Add to this the time required to find the best suited individual, the challenge is multiplied further. Imagine having to scour the IT sector, looking high and low for a potential candidate who may not even be the right person, whilst also on a deadline to fill the position. It would be a difficult situation.
Gareth claims that by employing a recruitment agency, he is able to delegate part of the workload, saving him time whilst gaining access to a wider talent pool. He can instead begin to look forward to hiring the best person for the job.
If there was a piece of advice that would have been beneficial in the past, what would it have been?

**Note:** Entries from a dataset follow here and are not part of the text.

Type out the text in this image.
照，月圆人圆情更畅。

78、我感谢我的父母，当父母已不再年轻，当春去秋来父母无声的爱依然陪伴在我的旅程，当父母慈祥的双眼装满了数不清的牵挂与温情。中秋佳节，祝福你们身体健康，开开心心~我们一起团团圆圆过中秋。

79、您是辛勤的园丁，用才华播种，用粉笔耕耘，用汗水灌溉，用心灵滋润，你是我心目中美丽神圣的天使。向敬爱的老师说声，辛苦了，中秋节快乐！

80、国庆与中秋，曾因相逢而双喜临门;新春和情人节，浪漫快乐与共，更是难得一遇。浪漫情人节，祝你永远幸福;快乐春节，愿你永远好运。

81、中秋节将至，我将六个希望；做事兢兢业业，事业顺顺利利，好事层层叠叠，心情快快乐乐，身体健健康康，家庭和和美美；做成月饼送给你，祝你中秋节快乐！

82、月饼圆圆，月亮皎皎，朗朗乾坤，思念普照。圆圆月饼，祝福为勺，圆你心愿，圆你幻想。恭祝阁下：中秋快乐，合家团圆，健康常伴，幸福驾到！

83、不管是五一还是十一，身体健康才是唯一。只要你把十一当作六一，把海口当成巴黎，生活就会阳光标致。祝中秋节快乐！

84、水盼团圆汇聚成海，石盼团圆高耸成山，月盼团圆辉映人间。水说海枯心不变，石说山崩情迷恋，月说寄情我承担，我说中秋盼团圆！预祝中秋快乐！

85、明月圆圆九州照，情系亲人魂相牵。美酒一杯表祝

“A thorough understanding of what you want,” is what Gareth states as the best piece of advice in recruitment, especially from a start-up perspective.
But what does that mean?
It means to fully comprehend your current situation, what environment you want to create and why you want to create it. The start-up world is one under constant flux. To be capable of understanding what you want and need is crucial for survival, as it allows you to make executive decisions that will help you survive the crazy world of the modern marketplace.
Kairos has to be under constant vigilance of what could possibly go wrong and what they can do to get ahead of competitors. To be ahead in any shape or form is an irrefutable advantage, which is why a thorough understanding of what you want is crucial.
Why be in-stride with risk of failure, when you can minimise it by being a step ahead?
It’s something that anyone in the start-up sector should learn to integrate.
There is a lot that has been illuminated in the discussion with Gareth. Most notably, we have learned that scaling your workforce effectively as a start-up is a tough process, with many ups and downs. You must be vigilant, know what you want and implement a sense of informality in your recruitment to uncover a rich vein of resources.
I’d like to say a special thank you to Gareth and Kairos for making this interview possible. Without their help, we wouldn’t be able to take advantage of the knowledge and nuances we are now privy to.